To conduct near real-time analytics in data lakes and enterprise data warehouses, it is necessary to perform frequent incremental loads. In most cases, Hive is the preferred analytic store.
To perform incremental loads on Hive, you must use transactions that are ACID-compliant, support bucketed tables, and support ORC file formats.
The following issues depict some constraints to performing incremental loads:
Cloudera CDH does not endorce ORC file formats and ACID-enabled tables.
Updates are not compatible with partitioned tables on Amazon EMR due to a Hive issue.
To accommodate for these constraints, you can implement alternate strategies to perform incremental loads. One strategy is to perform an ACID merge. You can perform an ACID merge through Hive MERGE statements in an Update Strategy transformation.
When you use MERGE statements in mappings that run on the Spark engine, the statements perform ACID transactions on Hive tables. You can use the statements to efficiently perform record-level INSERT, UPDATE, and DELETE operations.
To use Hive MERGE statements, select the option in the advanced properties of the Update Strategy transformation. You can toggle the option to use a MERGE statement or a traditional update strategy approach. The traditional update strategy approach does not employ ACID transactions.
The following image shows the Hive MERGE option in the advanced properties of an Update Strategy transformation:
When you enable Hive MERGE in an Update Strategy transformation, the following changes in performance occur:
~ 25% decrease in performance for INSERT statements.
~ 40% increase in performance for UPDATE statements.
Comparable performance for DELETE statements.
Based on this analysis, Hive MERGE results in better performance if the update strategy task involves a large number of UPDATE statements. When there is a combination of INSERT, UPDATE, and DELETE statements, Hive MERGE is expected to produce better results than the traditional update strategy approach.
When you use Hive MERGE statements to perform update strategy tasks, the mapping might fail at run time.
The MERGE statement internally performs a map join during transactional operations on Hive tables. Due to this behavior, it is possible to encounter a run-time failure for mapping tasks that contain an Update Strategy transformation and a partitioned bucketed Hive table.
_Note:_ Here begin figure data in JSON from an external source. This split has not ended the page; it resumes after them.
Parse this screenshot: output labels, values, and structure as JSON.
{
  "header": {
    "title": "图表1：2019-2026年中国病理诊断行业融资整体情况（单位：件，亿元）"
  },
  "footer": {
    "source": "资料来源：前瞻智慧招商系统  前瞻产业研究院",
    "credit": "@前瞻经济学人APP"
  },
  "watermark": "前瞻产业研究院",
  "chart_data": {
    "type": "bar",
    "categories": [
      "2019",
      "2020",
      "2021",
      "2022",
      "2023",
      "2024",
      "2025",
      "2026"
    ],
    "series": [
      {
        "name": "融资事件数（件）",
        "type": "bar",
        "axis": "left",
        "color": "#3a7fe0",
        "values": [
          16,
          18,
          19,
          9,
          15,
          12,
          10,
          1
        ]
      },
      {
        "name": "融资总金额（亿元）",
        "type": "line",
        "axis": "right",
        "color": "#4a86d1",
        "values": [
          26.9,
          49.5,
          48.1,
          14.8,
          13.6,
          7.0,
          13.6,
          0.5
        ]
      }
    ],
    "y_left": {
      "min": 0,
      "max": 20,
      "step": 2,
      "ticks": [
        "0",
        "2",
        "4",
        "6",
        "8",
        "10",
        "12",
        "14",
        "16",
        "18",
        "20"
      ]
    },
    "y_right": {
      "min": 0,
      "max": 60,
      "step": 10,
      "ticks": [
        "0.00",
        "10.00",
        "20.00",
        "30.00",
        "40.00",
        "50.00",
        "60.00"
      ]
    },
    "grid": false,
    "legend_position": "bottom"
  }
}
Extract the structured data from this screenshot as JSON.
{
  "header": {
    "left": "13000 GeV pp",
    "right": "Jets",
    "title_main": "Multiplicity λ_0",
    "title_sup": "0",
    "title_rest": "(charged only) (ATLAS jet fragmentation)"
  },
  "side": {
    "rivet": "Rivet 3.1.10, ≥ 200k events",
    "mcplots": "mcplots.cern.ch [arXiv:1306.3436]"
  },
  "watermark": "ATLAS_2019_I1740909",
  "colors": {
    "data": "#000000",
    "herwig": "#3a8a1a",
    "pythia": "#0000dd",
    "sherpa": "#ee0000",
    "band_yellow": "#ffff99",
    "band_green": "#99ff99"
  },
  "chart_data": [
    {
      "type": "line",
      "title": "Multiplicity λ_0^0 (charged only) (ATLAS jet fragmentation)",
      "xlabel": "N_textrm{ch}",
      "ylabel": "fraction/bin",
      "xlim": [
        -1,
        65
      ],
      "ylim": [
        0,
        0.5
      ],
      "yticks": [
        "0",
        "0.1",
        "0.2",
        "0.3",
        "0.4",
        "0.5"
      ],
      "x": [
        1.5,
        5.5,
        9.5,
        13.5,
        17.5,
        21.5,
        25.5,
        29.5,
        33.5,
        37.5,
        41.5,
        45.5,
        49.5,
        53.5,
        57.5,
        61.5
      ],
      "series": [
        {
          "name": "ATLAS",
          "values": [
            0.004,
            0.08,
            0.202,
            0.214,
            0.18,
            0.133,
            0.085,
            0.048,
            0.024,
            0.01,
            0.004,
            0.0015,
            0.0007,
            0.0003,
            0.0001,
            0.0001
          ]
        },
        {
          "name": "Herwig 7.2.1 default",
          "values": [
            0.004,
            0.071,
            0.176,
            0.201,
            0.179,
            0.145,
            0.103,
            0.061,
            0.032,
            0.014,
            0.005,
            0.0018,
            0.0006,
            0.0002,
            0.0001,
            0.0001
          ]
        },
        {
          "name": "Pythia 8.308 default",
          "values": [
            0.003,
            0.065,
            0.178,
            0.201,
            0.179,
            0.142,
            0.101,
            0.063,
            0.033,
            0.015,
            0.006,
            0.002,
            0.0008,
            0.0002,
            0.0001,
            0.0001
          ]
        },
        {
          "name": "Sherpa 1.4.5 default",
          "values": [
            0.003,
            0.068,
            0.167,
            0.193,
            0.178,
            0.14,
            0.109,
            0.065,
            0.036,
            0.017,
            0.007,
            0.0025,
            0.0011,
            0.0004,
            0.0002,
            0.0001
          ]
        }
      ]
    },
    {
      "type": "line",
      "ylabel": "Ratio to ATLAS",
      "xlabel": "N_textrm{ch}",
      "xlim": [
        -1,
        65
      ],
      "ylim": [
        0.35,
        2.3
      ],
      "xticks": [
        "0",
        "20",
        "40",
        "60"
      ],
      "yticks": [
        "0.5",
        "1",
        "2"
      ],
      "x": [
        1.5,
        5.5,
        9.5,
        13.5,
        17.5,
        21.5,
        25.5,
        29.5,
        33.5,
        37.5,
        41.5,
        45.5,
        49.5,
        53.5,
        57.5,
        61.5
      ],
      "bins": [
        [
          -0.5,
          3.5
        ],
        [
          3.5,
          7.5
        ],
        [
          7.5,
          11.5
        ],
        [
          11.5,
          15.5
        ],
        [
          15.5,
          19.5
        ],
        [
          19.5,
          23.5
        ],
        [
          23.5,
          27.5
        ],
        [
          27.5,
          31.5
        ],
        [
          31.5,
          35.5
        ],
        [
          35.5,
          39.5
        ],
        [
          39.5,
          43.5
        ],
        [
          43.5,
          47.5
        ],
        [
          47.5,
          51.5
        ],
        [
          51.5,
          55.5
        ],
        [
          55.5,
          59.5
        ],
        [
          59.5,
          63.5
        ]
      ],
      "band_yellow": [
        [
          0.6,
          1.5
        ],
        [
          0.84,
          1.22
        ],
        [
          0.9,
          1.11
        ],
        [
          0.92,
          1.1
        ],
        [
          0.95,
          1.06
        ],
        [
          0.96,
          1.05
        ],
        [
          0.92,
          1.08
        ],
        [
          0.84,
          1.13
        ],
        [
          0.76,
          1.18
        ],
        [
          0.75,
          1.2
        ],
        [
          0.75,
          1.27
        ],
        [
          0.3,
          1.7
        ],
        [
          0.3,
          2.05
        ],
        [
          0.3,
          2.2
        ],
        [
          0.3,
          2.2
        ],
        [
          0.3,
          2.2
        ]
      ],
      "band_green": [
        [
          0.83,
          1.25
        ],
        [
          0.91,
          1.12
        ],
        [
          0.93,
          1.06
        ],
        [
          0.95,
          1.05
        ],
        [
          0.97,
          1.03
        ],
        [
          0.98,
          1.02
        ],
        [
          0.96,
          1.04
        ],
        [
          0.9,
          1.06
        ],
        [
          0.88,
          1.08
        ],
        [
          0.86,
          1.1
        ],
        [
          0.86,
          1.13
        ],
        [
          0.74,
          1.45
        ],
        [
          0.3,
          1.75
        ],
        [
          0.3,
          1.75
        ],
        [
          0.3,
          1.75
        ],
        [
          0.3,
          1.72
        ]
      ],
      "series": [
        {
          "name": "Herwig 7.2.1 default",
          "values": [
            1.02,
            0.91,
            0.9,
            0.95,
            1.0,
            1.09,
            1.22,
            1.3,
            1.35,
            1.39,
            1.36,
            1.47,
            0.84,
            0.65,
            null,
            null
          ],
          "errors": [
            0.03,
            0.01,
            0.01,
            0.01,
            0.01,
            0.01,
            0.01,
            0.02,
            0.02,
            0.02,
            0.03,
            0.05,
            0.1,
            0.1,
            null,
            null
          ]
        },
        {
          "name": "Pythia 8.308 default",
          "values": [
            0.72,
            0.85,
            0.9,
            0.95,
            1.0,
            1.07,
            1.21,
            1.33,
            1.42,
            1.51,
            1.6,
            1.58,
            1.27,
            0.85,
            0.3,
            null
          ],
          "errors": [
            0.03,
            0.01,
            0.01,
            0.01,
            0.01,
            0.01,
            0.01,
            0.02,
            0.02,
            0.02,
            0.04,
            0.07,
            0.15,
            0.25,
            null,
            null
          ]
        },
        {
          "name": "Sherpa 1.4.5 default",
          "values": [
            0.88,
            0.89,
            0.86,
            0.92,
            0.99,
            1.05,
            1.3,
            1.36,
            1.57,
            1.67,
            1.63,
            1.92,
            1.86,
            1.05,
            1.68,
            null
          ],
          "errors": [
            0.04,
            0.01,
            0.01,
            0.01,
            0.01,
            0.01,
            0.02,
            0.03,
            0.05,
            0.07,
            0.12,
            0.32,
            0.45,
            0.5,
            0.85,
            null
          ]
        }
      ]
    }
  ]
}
Task failures occur due to the following error:
java.lang.OutOfMemoryError: Java heap space
The following image shows a log file that contains the error:
If you encounter the error, you can use one of the following workarounds:
Option 1. Disable map join.
To disable map join, set
hive.auto.convert.join=false
for the Environment SQL in the Hive connection properties.
Option 2. Reduce the map join threshold.
If the map join threshold has been modified, reduce the threshold. The default value is 10MB. To reduce the value, set
In addition to Hive MERGE, you can use the following alternate strategies to perform incremental loads:
Use a traditional update strategy approach.
Define expressions in an Update Strategy transformation with IIF or DECODE functions to set rules for updating rows.
Because the approach has restrictions on Cloudera CDH and Amazon EMR distributions, you might want to use a different strategy.
Perform updates using the partition merge solution.
Detect, stage, and update only the impacted partitions on the incremental records from upstream systems.
Perform updates using key-value stores.
Use inserts into key-value stores. The inserts are treated as upserts, so they are a convenient choice for handling updates.
For detailed information on these alternate approaches, see the Informatica
®
How-To Library article "Strategies for Incremental Updates on Hive in Big Data Management 10.2.1" on
https://docs.informatica.com/.
Update Strategy Transformations Using Relational Table Targets
To tune the performance of an Update Strategy transformation with JDBC-connected relational table targets, use the following properties:
Spark.JdbcNumPartitions
The number of partitions to write to the relational database.
Each Spark task opens a connection to the database. This might result in too many connections. Use this property to limit the number of open connections to the database.
To calculate the value of Spark.JdbcNumPartitions, use the formula
Min(X,Y)
where:
X = (Data volume in GB) * 4
and
Y = (Max connections allowed on database)
For example, where Data volume = 2 GB, and Max connections allowed on database = 10, the formula is:
Min(8,10)
The value of Spark.JdbcNumPartitions should be 8.
Spark.JdbcBatchSize
Number of rows to be sent to the database target as a batch. Must be an integer. Default: 10000.
When the number of columns/fields is large and results in a large row size, consider reducing the value of this property to ~5000-8000.